Thursday, September 18, 2014




MLK march to honor Dr. Charles A. Dudley

By JR Ortega
Jan. 15, 2014 at 5:01 p.m.
Updated Jan. 14, 2014 at 7:15 p.m.

Dr. Charles A. Dudley

IF YOU GO

•  WHAT: Martin Luther King Jr. Day walk and celebration

• WHEN: 10 a.m. Monday

• WHERE: 1300 block of East Crestwood Drive at Dick's Food Store

• INFO: To learn more, call Sandra Avery at 361-573-4187 or Gary Moses at 361-573-2853.

REFUGIO

• WHAT: Refugio Community Cemetery Association MLK March

• WHEN: 10 a.m. Monday

• WHERE: March begins at Refugio City Hall, 613 Commerce St., and ends at Union Baptist Church, 310 E. King St.

•  INFO: Celebration ends with singing and praise at Union Baptist Church. For more information, call 361-526-4228.

Sandra Avery said she hopes to see a big turnout at this year's Martin Luther King Jr. Day walk and celebration.

On Monday, the walk will not only celebrate Martin Luther King Jr.'s efforts for equality but also the efforts of the late Victoria resident Dr. Charles A. Dudley.

Dudley was one of Victoria's first black physicians. One of Victoria's elementary schools is named in his honor.

"This has been long overdue," she said of Dudley's honoring. "We should have done this a long time ago."

Avery, the founder and president of the Old Landmark Committee, said the walk has always had a nice turnout, but she would like to see more of the community get involved.

For the most part, Avery said, the walk has stayed the same, starting at 10 a.m. in the 1300 block of East Crestwood Drive, near Dick’s Food Store, and ending at Our Saviour's Lutheran Church, 4102 N. Ben Jordan St.

The true celebration will begin at the church, where Avery said there will be a variety of guests from the community speaking about the prominence of the civil rights movement.
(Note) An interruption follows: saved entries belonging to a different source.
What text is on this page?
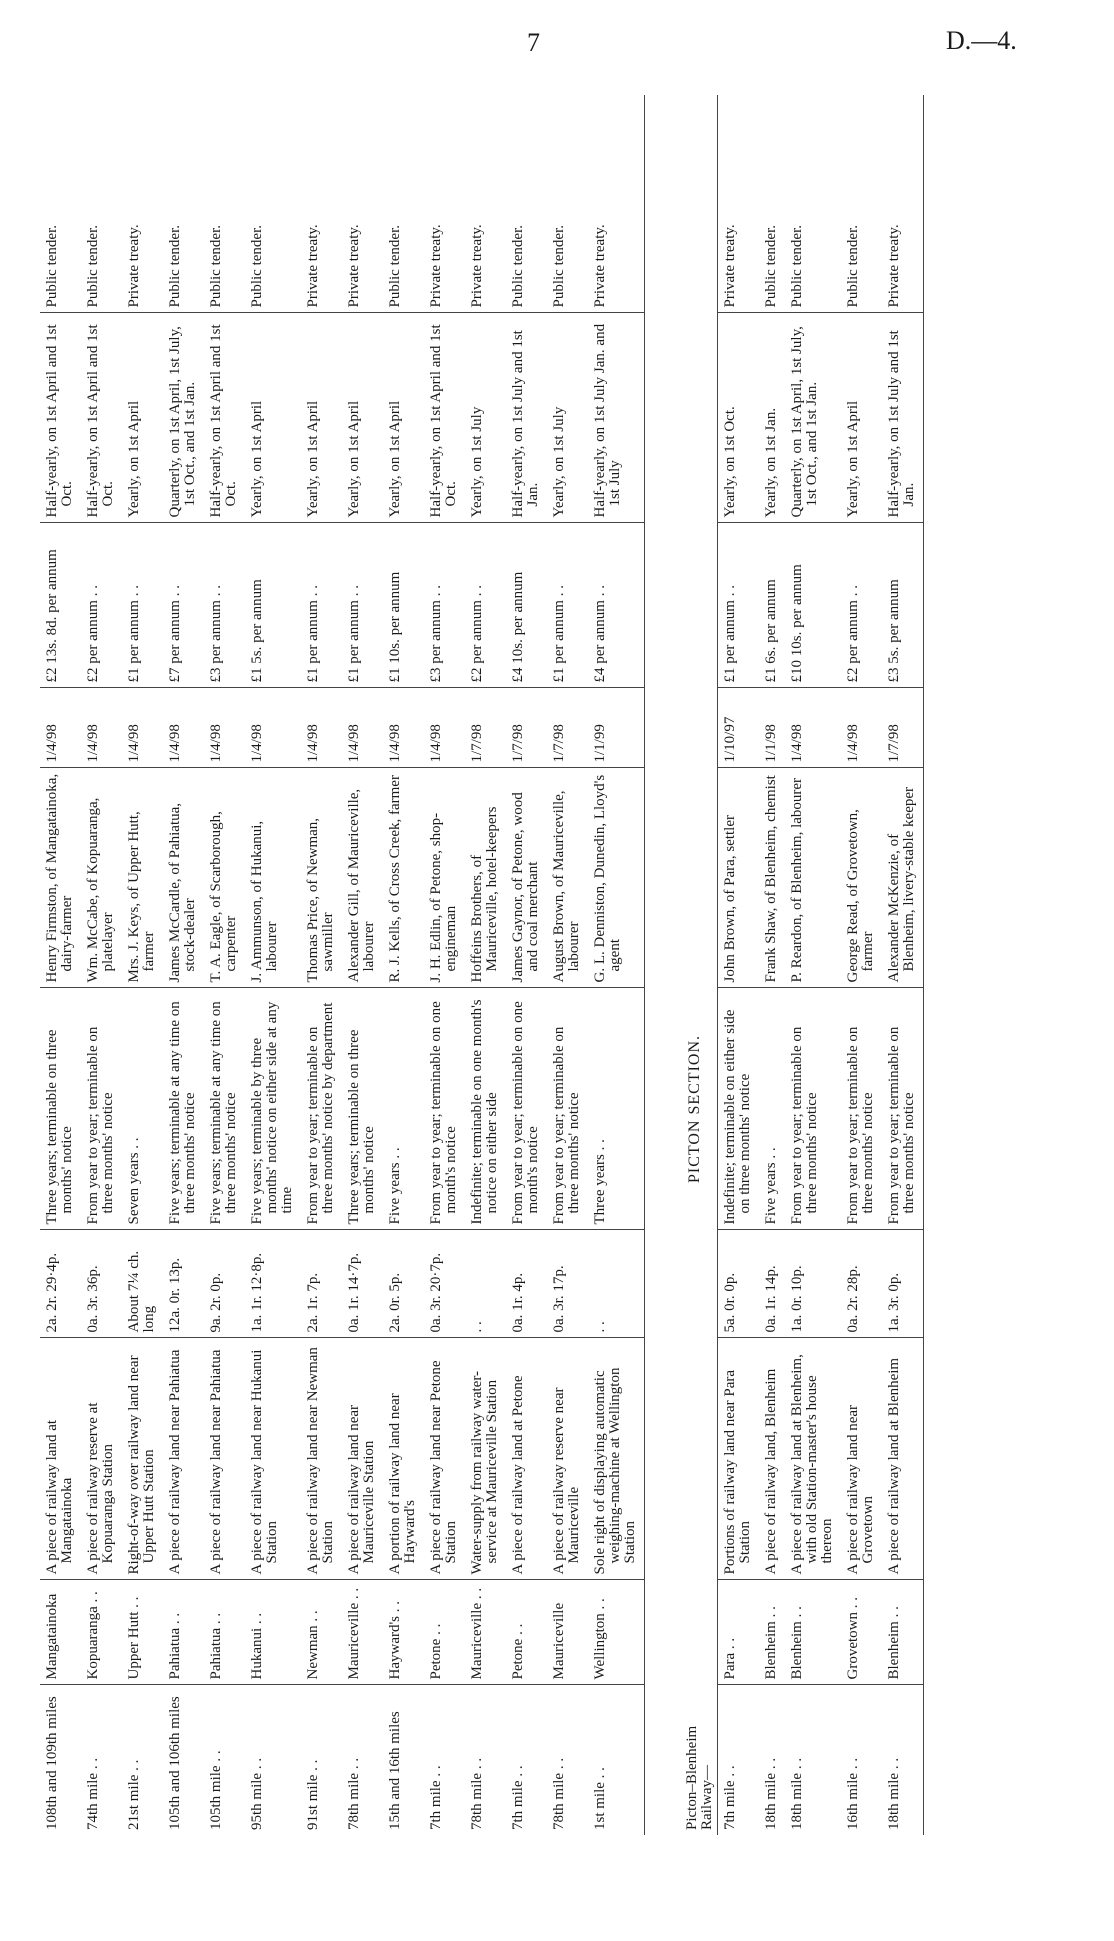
7	D.—4.
108th and 109th miles	Mangatainoka	A piece of railway land at Mangatainoka	2a. 2r. 29·4p.	Three years; terminable on three months' notice	Henry Firmston, of Mangatainoka, dairy-farmer	1/4/98	£2 13s. 8d. per annum	Half-yearly, on 1st April and 1st Oct.	Public tender.
74th mile . .	Kopuaranga . .	A piece of railway reserve at Kopuaranga Station	0a. 3r. 36p.	From year to year; terminable on three months' notice	Wm. McCabe, of Kopuaranga, platelayer	1/4/98	£2 per annum . .	Half-yearly, on 1st April and 1st Oct.	Public tender.
21st mile . .	Upper Hutt . .	Right-of-way over railway land near Upper Hutt Station	About 7¼ ch. long	Seven years . .	Mrs. J. Keys, of Upper Hutt, farmer	1/4/98	£1 per annum . .	Yearly, on 1st April	Private treaty.
105th and 106th miles	Pahiatua . .	A piece of railway land near Pahiatua	12a. 0r. 13p.	Five years; terminable at any time on three months' notice	James McCardle, of Pahiatua, stock-dealer	1/4/98	£7 per annum . .	Quarterly, on 1st April, 1st July, 1st Oct., and 1st Jan.	Public tender.
105th mile . .	Pahiatua . .	A piece of railway land near Pahiatua	9a. 2r. 0p.	Five years; terminable at any time on three months' notice	T. A. Eagle, of Scarborough, carpenter	1/4/98	£3 per annum . .	Half-yearly, on 1st April and 1st Oct.	Public tender.
95th mile . .	Hukanui . .	A piece of railway land near Hukanui Station	1a. 1r. 12·8p.	Five years; terminable by three months' notice on either side at any time	J. Ammunson, of Hukanui, labourer	1/4/98	£1 5s. per annum	Yearly, on 1st April	Public tender.
91st mile . .	Newman . .	A piece of railway land near Newman Station	2a. 1r. 7p.	From year to year; terminable on three months' notice by department	Thomas Price, of Newman, sawmiller	1/4/98	£1 per annum . .	Yearly, on 1st April	Private treaty.
78th mile . .	Mauriceville . .	A piece of railway land near Mauriceville Station	0a. 1r. 14·7p.	Three years; terminable on three months' notice	Alexander Gill, of Mauriceville, labourer	1/4/98	£1 per annum . .	Yearly, on 1st April	Private treaty.
15th and 16th miles	Hayward's . .	A portion of railway land near Hayward's	2a. 0r. 5p.	Five years . .	R. J. Kells, of Cross Creek, farmer	1/4/98	£1 10s. per annum	Yearly, on 1st April	Public tender.
7th mile . .	Petone . .	A piece of railway land near Petone Station	0a. 3r. 20·7p.	From year to year; terminable on one month's notice	J. H. Edlin, of Petone, shop-engineman	1/4/98	£3 per annum . .	Half-yearly, on 1st April and 1st Oct.	Private treaty.
78th mile . .	Mauriceville . .	Water-supply from railway water-service at Mauriceville Station	. .	Indefinite; terminable on one month's notice on either side	Hoffeins Brothers, of Mauriceville, hotel-keepers	1/7/98	£2 per annum . .	Yearly, on 1st July	Private treaty.
7th mile . .	Petone . .	A piece of railway land at Petone	0a. 1r. 4p.	From year to year; terminable on one month's notice	James Gaynor, of Petone, wood and coal merchant	1/7/98	£4 10s. per annum	Half-yearly, on 1st July and 1st Jan.	Public tender.
78th mile . .	Mauriceville	A piece of railway reserve near Mauriceville	0a. 3r. 17p.	From year to year; terminable on three months' notice	August Brown, of Mauriceville, labourer	1/7/98	£1 per annum . .	Yearly, on 1st July	Public tender.
1st mile . .	Wellington . .	Sole right of displaying automatic weighing-machine at Wellington Station	. .	Three years . .	G. L. Denniston, Dunedin, Lloyd's agent	1/1/99	£4 per annum . .	Half-yearly, on 1st July Jan. and 1st July	Private treaty.

Picton–Blenheim Railway—				PICTON SECTION.					
7th mile . .	Para . .	Portions of railway land near Para Station	5a. 0r. 0p.	Indefinite; terminable on either side on three months' notice	John Brown, of Para, settler	1/10/97	£1 per annum . .	Yearly, on 1st Oct.	Private treaty.
18th mile . .	Blenheim . .	A piece of railway land, Blenheim	0a. 1r. 14p.	Five years . .	Frank Shaw, of Blenheim, chemist	1/1/98	£1 6s. per annum	Yearly, on 1st Jan.	Public tender.
18th mile . .	Blenheim . .	A piece of railway land at Blenheim, with old Station-master's house thereon	1a. 0r. 10p.	From year to year; terminable on three months' notice	P. Reardon, of Blenheim, labourer	1/4/98	£10 10s. per annum	Quarterly, on 1st April, 1st July, 1st Oct., and 1st Jan.	Public tender.
16th mile . .	Grovetown . .	A piece of railway land near Grovetown	0a. 2r. 28p.	From year to year; terminable on three months' notice	George Read, of Grovetown, farmer	1/4/98	£2 per annum . .	Yearly, on 1st April	Public tender.
18th mile . .	Blenheim . .	A piece of railway land at Blenheim	1a. 3r. 0p.	From year to year; terminable on three months' notice	Alexander McKenzie, of Blenheim, livery-stable keeper	1/7/98	£3 5s. per annum	Half-yearly, on 1st July and 1st Jan.	Private treaty.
Attorney G.P. Hardy of the Hardy McKenzie Law Firm will speak about Nelson Mandela, and several other speakers, including pastors from area churches, will speak about Dudley and King.

Also performing skits in the celebration will be several students from Dudley, Shields and F.W. Gross elementary schools, Avery said.

The youths, Avery said, are her favorite part of the celebration. Seeing them gives her hope that King's message will continue to live on for generations to come.

"I like to see the crowds go, and I love to see the kids go," she said. "I just hope it will be bigger this year."